Fig. 8 Bony avulsion palmar plate; arrow: fragment.
Rib fractures [19]
[20]
Detection of rib fractures is more sensitive with ultrasound than radiography (97%
versus 77%). Therefore, after clinical delineation of the region of interest (ROI),
sonographic diagnosis should be given preference ([Fig. 9]). If radiographic imaging has already been performed and the findings are unclear,
sonography can be used on a supplementary basis.
Fig. 9 rib fracture; green: axial buckling, red: hematoma.
Sternal fractures [19]
If a sternal fracture is suspected, fracture ultrasonography is appropriate as a screening
method ([Fig. 10]). If a fracture is confirmed, further imaging should be performed. In the context
of shock room care of trauma patients, sonography should not delay the procedure.
Fig. 10 Left CT image of a sternal fracture, right ultrasound findings; red: axial buckling.
Distal femoral and proximal tibial bead fractures
There are currently no studies on the sonographic evaluation of distal knee joint
compression fractures in growing children. However, since bulge fractures can be very
well visualized sonographically ([Fig. 11]) and have high potential for correction at this site, it is expected that this injury
entity will become a domain of fracture sonography in the future.
Fig. 11 left X-ray of a tibial medial bulge fracture, right ultrasound image; red: bulge fracture.
Toddler’s fracture [21]
Toddler's fracture occurs when children are learning to walk and leads to the patient's
refusal to bear weight. It often causes problems in the delimitation of the ROI (region
of interest), so that in this case, with clear symptoms, an extended X-ray diagnosis
is often performed as a search radiograph, resulting in the ionizing exposure of the
toddler being disproportionate to the diagnostic findings. In this case, sonography
can primarily exclude a bone lesion requiring intervention. If a fracture is visualized
([Fig. 12]), a specific X-ray diagnosis can follow. In the absence of evidence, immobilization
and re-examination is performed after 5–7 days. In this way, unnecessary radiographs
can be avoided.
Fig. 12 Left X-ray, right ultrasound findings of a distal tibia fracture; red: fracture.
Midfoot fractures [22]
[23]
With a sensitivity of 80–97%, sonography should be used as a first-line diagnostic
tool in patients 14 years of age and older when a midfoot fracture is suspected. Dislocations
in the course can also be visualized well. Here, the 1st and 5th rays are visualized
from 3 directions each (dorsal, lateral, plantar), and the 2nd–4th rays from 2 directions
(dorsal and plantar). 45° oblique planes can be added if there is uncertainty.
Stress fracture [24]
Early radiographic diagnosis of stress or fatigue fractures reveals pathology in only
15–20% of cases. Sonography can be used to visualize early signs (cortical disruption,
bulge, small extra fragment, thickening, reverberation artifacts, [Fig. 13]) in these cases, thus substantiating the indication for MRI.

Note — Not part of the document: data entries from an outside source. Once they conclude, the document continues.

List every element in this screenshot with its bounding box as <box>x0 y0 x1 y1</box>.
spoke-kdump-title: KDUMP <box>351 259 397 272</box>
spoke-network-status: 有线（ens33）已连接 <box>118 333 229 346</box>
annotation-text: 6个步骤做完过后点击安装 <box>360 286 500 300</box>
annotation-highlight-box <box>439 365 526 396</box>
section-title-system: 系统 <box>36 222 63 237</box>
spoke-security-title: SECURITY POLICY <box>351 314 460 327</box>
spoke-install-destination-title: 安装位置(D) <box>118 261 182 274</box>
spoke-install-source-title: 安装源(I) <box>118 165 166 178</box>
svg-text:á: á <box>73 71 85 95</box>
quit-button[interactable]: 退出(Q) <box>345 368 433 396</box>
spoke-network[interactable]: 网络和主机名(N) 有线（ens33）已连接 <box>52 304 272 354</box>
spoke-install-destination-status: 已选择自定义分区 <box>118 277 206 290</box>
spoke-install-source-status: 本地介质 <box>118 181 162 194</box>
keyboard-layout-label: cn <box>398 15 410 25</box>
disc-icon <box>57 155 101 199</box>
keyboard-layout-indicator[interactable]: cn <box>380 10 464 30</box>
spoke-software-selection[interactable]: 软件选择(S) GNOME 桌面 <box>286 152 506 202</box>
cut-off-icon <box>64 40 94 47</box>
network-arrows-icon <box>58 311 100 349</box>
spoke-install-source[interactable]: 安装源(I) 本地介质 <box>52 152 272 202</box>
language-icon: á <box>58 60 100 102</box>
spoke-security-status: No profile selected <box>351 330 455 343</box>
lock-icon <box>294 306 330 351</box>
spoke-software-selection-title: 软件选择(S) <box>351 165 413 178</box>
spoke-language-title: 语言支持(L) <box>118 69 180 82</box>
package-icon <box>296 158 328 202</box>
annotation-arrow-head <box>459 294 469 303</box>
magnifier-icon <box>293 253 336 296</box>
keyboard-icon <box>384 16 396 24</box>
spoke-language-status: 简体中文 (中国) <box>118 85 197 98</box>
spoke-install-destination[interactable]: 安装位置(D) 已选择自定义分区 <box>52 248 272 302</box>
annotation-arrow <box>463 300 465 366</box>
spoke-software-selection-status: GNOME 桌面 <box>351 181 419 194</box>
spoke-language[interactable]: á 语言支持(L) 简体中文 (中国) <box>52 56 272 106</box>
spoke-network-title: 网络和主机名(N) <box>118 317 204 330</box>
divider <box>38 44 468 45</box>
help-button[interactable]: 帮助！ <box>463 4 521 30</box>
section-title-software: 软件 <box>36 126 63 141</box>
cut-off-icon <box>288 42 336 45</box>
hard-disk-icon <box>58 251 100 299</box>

Fig. 13 Fatigue fracture midfoot; arrow: incipient callus.
Callus detection [25]
[26]
Callus formation can be detected much earlier sonographically than radiologically
(in 97% of cases with sonography after 3 weeks, and in 42% with radiology) and is
thus well suited for monitoring the healing process. In the case of suspicion of delayed
bone healing or infection, an X-ray should be performed.
Pseudarthrosis [27]
[28]
If sufficient expertise and logistics allow, contrast-enhanced ultrasound (CEUS) can
be used in pseudarthrosis to diagnose and monitor the progress of an underlying infection.
The method is able to reliably distinguish infected from aseptic pseudarthroses.